The FTC on scary slippery slope? - 08/04/2011 The financial consequences for DR marketers becoming Federal Trade Commission (FTC) defendants have never been more dire. The vast majority of FTC cases settle, usually because a defendant lacks the financial means to fight, or other times because it has a weak defense. This gives the FTC the upper hand.

While it has used that leverage to secure many tough accords that help promote its enforcement goal of deterrence, historically it has been willing to compromise, especially on monetary relief. This is no longer the case. The FTC approach now, especially in cases involving financial offers to economically strapped (in FTC parlance, "last dollar”/”bottom dollar”) consumers, is all or nothing – "unconditionally surrender,” or we’ll see you in court.

This shift is most evident in its application of an "ability to pay” standard to consumer redress, and in a new insistence on lifetime marketing bans (rather than just restrictions) against first-time defendants. Regardless of the claimed amount of consumer injury, the FTC long has used a financial means test to reach monetary agreements. If you’ve been an FTC defendant (hopefully not!), you’ll know it requires financial disclosure statements as a condition of settlement detailing income, assets, expenses and liabilities.

In its traditional "ability to pay” formula, it usually would consider the "negative” side of the ledger and weigh liabilities against assets in determining redress. Today, while it still requires disclosure of liabilities, the only thing it really looks at are assets. If you have cash, securities, equity in a home or other property, or even a claim to "future payments” (such as a pending inheritance), the FTC will demand all or most of it as a condition of settlement, even if it effectively bankrupts you. If you don’t agree to pay, then it will seek a court judgment for the full amount of consumer injury (often millions) that you could be paying off for the rest of your life.

This is the sobering "choice” now presented to many DR marketers when sitting across the table from the FTC.

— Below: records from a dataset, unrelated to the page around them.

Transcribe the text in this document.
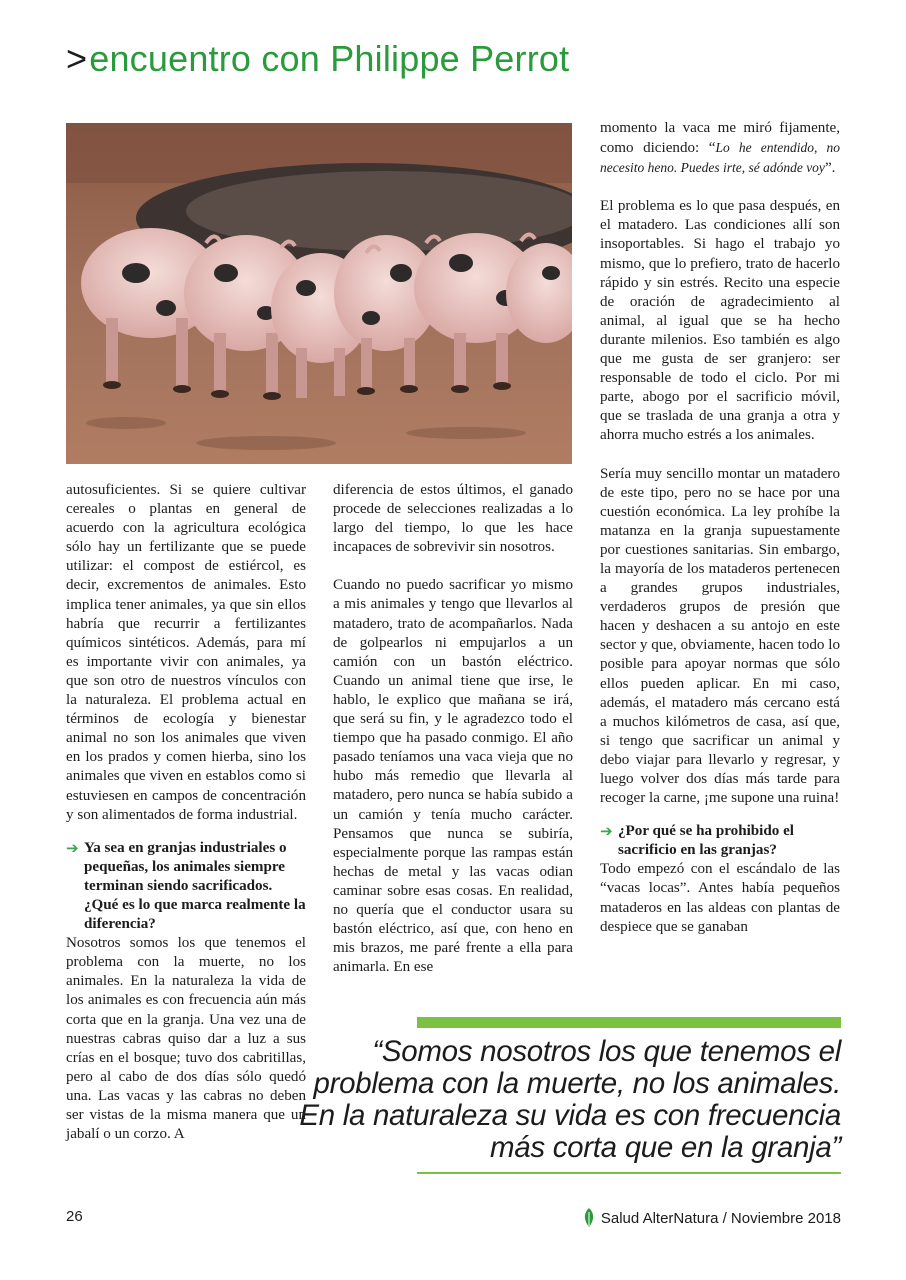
>encuentro con Philippe Perrot

autosuficientes. Si se quiere cultivar cereales o plantas en general de acuerdo con la agricultura ecológica sólo hay un fertilizante que se puede utilizar: el compost de estiércol, es decir, excrementos de animales. Esto implica tener animales, ya que sin ellos habría que recurrir a fertilizantes químicos sintéticos. Además, para mí es importante vivir con animales, ya que son otro de nuestros vínculos con la naturaleza. El problema actual en términos de ecología y bienestar animal no son los animales que viven en los prados y comen hierba, sino los animales que viven en establos como si estuviesen en campos de concentración y son alimentados de forma industrial.

➔ Ya sea en granjas industriales o pequeñas, los animales siempre terminan siendo sacrificados. ¿Qué es lo que marca realmente la diferencia?

Nosotros somos los que tenemos el problema con la muerte, no los animales. En la naturaleza la vida de los animales es con frecuencia aún más corta que en la granja. Una vez una de nuestras cabras quiso dar a luz a sus crías en el bosque; tuvo dos cabritillas, pero al cabo de dos días sólo quedó una. Las vacas y las cabras no deben ser vistas de la misma manera que un jabalí o un corzo. A

diferencia de estos últimos, el ganado procede de selecciones realizadas a lo largo del tiempo, lo que les hace incapaces de sobrevivir sin nosotros.

Cuando no puedo sacrificar yo mismo a mis animales y tengo que llevarlos al matadero, trato de acompañarlos. Nada de golpearlos ni empujarlos a un camión con un bastón eléctrico. Cuando un animal tiene que irse, le hablo, le explico que mañana se irá, que será su fin, y le agradezco todo el tiempo que ha pasado conmigo. El año pasado teníamos una vaca vieja que no hubo más remedio que llevarla al matadero, pero nunca se había subido a un camión y tenía mucho carácter. Pensamos que nunca se subiría, especialmente porque las rampas están hechas de metal y las vacas odian caminar sobre esas cosas. En realidad, no quería que el conductor usara su bastón eléctrico, así que, con heno en mis brazos, me paré frente a ella para animarla. En ese

momento la vaca me miró fijamente, como diciendo: “Lo he entendido, no necesito heno. Puedes irte, sé adónde voy”.

El problema es lo que pasa después, en el matadero. Las condiciones allí son insoportables. Si hago el trabajo yo mismo, que lo prefiero, trato de hacerlo rápido y sin estrés. Recito una especie de oración de agradecimiento al animal, al igual que se ha hecho durante milenios. Eso también es algo que me gusta de ser granjero: ser responsable de todo el ciclo. Por mi parte, abogo por el sacrificio móvil, que se traslada de una granja a otra y ahorra mucho estrés a los animales.

Sería muy sencillo montar un matadero de este tipo, pero no se hace por una cuestión económica. La ley prohíbe la matanza en la granja supuestamente por cuestiones sanitarias. Sin embargo, la mayoría de los mataderos pertenecen a grandes grupos industriales, verdaderos grupos de presión que hacen y deshacen a su antojo en este sector y que, obviamente, hacen todo lo posible para apoyar normas que sólo ellos pueden aplicar. En mi caso, además, el matadero más cercano está a muchos kilómetros de casa, así que, si tengo que sacrificar un animal y debo viajar para llevarlo y regresar, y luego volver dos días más tarde para recoger la carne, ¡me supone una ruina!

➔ ¿Por qué se ha prohibido el sacrificio en las granjas?

Todo empezó con el escándalo de las “vacas locas”. Antes había pequeños mataderos en las aldeas con plantas de despiece que se ganaban

“Somos nosotros los que tenemos el
problema con la muerte, no los animales.
En la naturaleza su vida es con frecuencia
más corta que en la granja”
26	Salud AlterNatura / Noviembre 2018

The other "option” they’re given is a lifetime conduct ban. Traditionally, the FTC has sought bans only against "recidivists” ("two-time losers” in FTC-speak). Kevin Trudeau is perhaps the most notorious poster boy for that policy. Now, it is employing a "one-strike-and-you’re-out” approach, demanding bans against DR marketers with no prior FTC record. These include bans on certain marketing methods (i.e., negative option) and sale of certain types of products (i.e., grants, employment services).

As harsh and unfair as these changes in settlement policy seem, from the FTC’s perspective, they are a necessary response to present conditions: desperate times require extreme measures. In its view, financially vulnerable consumers require maximum protection from and deterrence against unscrupulous conduct. Nevertheless, if the FTC feels it is justified to "wipe out” and ban misbehaving marketers in order to "send a message,” then it has a heightened responsibility to get its facts straight before it strikes and be sure it slams the right targets. Similarly, DR marketers have a heightened responsibility and self-interest to be sure their practices are compliant. The best way not to be ruined by the FTC is to give it no excuse to ruin you at all.